Plusieurs millions de crédits carbone

L’obligation de compensation des émissions de gaz à effet de serre générés par les vols intérieurs « s’applique à partir du 1er janvier 2022, et de manière graduelle jusqu’en 2024 où toutes les émissions devront être compensées », précise le décret.

Lors du lancement de la méthode Grandes cultures du Label bas carbone, les services du ministère de la Transition écologique estimaient que ces émissions correspondaient à 1 million de tonnes équivalent CO2 (téqCO2) en 2022, et 2 millions de téqCO2/an d’ici à 2024. Un crédit carbone correspond à 1 téqCO2.

Des quotas européens, plafonnés à 40 €/crédit

Les compagnies n’ont pas l’obligation de se tourner exclusivement vers les crédits carbone agricoles français, ni même les crédits carbone générés en Europe. Sur le marché mondial, les crédits s’affichent à bas coût.

Les textes prévoient néanmoins des dispositions pour obliger les compagnies à se tourner en partie vers des crédits européens.

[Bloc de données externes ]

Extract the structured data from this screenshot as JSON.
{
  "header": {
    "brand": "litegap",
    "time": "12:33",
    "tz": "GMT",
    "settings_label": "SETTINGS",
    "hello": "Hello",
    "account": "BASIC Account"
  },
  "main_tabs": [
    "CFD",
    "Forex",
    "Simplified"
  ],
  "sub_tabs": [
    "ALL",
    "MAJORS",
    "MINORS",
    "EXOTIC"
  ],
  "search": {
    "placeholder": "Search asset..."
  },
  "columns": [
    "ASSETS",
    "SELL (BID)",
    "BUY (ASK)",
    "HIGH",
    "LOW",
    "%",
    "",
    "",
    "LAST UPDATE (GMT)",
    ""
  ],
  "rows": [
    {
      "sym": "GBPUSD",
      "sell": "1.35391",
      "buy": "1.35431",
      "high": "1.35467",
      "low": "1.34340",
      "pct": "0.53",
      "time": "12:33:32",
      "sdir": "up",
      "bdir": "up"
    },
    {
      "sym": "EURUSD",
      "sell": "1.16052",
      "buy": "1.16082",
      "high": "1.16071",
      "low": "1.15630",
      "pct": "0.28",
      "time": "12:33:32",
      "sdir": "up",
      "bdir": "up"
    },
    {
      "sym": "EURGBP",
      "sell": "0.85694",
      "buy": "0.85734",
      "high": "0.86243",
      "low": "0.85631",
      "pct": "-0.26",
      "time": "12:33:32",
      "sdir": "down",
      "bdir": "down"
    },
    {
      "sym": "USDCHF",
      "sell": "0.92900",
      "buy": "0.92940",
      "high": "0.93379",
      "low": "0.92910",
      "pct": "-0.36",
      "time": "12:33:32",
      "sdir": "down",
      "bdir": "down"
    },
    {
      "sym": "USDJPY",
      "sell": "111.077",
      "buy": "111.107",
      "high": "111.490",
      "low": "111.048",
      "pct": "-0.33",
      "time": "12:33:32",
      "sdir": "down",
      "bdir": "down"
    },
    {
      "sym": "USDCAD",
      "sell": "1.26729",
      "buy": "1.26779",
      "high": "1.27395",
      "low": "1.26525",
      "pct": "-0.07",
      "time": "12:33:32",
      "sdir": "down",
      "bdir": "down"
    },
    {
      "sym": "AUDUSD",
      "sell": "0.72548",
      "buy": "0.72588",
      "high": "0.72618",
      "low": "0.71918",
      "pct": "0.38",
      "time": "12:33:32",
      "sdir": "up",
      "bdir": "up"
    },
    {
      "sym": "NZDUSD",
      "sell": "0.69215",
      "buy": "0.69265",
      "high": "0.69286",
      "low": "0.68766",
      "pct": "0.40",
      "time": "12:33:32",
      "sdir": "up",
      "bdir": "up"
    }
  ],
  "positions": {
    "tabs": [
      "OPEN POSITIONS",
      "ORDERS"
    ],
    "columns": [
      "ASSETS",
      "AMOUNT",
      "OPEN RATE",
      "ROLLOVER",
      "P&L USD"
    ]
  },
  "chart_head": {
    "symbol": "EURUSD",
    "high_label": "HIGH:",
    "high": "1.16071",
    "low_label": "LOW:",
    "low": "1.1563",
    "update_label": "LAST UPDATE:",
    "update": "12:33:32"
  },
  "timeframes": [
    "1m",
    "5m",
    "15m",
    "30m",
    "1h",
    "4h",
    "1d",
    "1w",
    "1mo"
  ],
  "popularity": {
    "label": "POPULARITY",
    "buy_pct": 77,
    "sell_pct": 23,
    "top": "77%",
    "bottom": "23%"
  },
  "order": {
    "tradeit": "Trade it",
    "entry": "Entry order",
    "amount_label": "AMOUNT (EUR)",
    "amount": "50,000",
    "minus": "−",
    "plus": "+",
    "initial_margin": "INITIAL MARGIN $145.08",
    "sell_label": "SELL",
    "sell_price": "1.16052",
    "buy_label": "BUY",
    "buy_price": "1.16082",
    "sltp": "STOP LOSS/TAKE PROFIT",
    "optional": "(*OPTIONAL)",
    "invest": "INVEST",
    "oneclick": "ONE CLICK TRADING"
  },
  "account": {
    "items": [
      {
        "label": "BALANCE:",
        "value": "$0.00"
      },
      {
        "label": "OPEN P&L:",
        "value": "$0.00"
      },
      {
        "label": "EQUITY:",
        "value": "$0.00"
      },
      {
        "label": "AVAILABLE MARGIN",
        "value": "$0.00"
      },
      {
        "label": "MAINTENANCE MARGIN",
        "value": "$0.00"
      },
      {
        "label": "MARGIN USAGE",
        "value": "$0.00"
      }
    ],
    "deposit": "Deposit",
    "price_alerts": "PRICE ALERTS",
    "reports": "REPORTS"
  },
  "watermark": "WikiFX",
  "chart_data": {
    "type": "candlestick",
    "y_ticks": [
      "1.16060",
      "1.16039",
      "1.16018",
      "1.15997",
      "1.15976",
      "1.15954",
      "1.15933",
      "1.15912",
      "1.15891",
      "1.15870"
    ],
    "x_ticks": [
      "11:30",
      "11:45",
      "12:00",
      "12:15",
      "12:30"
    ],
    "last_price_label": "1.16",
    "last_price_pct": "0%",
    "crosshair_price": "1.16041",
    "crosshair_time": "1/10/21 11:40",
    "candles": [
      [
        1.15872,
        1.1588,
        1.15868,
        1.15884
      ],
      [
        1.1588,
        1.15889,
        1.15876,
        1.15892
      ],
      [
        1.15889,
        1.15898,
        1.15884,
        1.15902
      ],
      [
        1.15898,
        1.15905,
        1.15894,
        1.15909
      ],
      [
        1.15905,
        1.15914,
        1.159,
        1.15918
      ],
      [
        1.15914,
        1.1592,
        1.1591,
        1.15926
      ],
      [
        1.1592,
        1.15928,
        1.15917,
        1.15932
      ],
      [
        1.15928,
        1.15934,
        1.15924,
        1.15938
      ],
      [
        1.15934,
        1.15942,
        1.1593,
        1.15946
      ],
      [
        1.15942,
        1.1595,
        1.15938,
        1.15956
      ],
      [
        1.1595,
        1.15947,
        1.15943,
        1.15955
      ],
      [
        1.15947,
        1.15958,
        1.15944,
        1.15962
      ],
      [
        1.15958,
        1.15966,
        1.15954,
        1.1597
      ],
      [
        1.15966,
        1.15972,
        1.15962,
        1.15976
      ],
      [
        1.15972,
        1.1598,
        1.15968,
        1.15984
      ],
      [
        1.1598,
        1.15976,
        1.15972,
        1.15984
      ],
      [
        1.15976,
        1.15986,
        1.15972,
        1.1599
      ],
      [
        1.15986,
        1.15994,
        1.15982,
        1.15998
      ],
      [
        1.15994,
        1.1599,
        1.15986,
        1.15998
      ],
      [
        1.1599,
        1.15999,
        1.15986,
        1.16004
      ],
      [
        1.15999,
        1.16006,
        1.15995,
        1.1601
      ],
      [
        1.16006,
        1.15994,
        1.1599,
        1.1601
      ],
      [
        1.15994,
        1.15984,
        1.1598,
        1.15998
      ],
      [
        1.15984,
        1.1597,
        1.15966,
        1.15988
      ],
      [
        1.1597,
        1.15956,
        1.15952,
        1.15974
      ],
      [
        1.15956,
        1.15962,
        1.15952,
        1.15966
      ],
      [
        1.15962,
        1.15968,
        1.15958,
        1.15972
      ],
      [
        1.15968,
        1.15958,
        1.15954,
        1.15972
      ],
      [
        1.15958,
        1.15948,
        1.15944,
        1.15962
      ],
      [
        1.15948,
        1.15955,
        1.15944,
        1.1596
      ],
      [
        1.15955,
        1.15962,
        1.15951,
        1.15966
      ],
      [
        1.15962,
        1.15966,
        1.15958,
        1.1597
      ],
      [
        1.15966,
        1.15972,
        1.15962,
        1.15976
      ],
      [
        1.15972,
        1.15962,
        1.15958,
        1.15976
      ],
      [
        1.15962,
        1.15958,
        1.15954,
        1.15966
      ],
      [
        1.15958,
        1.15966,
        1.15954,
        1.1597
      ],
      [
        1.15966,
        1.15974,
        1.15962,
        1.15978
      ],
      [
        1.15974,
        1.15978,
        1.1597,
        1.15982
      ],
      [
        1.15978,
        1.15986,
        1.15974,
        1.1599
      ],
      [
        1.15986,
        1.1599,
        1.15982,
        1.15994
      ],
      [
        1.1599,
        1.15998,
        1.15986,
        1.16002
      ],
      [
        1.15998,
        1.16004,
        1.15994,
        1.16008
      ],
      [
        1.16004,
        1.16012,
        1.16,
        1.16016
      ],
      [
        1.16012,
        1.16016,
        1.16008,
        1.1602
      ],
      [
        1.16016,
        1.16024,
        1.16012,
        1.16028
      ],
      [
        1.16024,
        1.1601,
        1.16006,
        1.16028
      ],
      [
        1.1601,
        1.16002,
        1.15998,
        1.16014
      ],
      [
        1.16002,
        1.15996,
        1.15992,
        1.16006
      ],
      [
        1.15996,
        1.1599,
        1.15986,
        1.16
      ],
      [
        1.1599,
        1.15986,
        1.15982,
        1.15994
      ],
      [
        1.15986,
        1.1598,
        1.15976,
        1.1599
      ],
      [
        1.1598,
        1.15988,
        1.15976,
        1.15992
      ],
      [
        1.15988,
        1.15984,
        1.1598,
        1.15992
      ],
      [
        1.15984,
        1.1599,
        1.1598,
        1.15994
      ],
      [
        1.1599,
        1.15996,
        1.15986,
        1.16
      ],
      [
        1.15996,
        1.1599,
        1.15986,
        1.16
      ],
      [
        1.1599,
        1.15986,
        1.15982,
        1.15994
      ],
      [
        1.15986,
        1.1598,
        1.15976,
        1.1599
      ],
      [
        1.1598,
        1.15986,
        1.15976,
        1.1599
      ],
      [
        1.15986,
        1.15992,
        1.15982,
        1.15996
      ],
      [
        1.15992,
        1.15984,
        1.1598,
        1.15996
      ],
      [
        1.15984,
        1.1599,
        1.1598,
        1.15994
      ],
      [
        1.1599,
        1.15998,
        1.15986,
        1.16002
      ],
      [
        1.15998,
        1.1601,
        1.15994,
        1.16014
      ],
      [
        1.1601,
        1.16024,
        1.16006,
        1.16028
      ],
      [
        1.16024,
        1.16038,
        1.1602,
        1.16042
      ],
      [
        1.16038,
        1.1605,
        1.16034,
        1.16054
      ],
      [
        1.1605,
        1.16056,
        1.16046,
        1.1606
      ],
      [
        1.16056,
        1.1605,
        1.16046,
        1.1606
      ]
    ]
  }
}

Ainsi, « le pourcentage minimum d’émissions réduites ou séquestrées par des projets situés dans l’Union européenne est fixé à 20 % pour les émissions de 2022, 35 % pour les émissions de 2023, 50 % pour les émissions de 2024 ».

L’arrêté précise que si les compagnies aériennes ne parviennent pas à trouver des crédits carbone européens coûtant moins de 40 €, le respect de ce pourcentage minimum n’est plus obligatoire. C’est l’ordre de grandeur des prix actuels des crédits carbone agricoles français, sur un marché de gré à gré.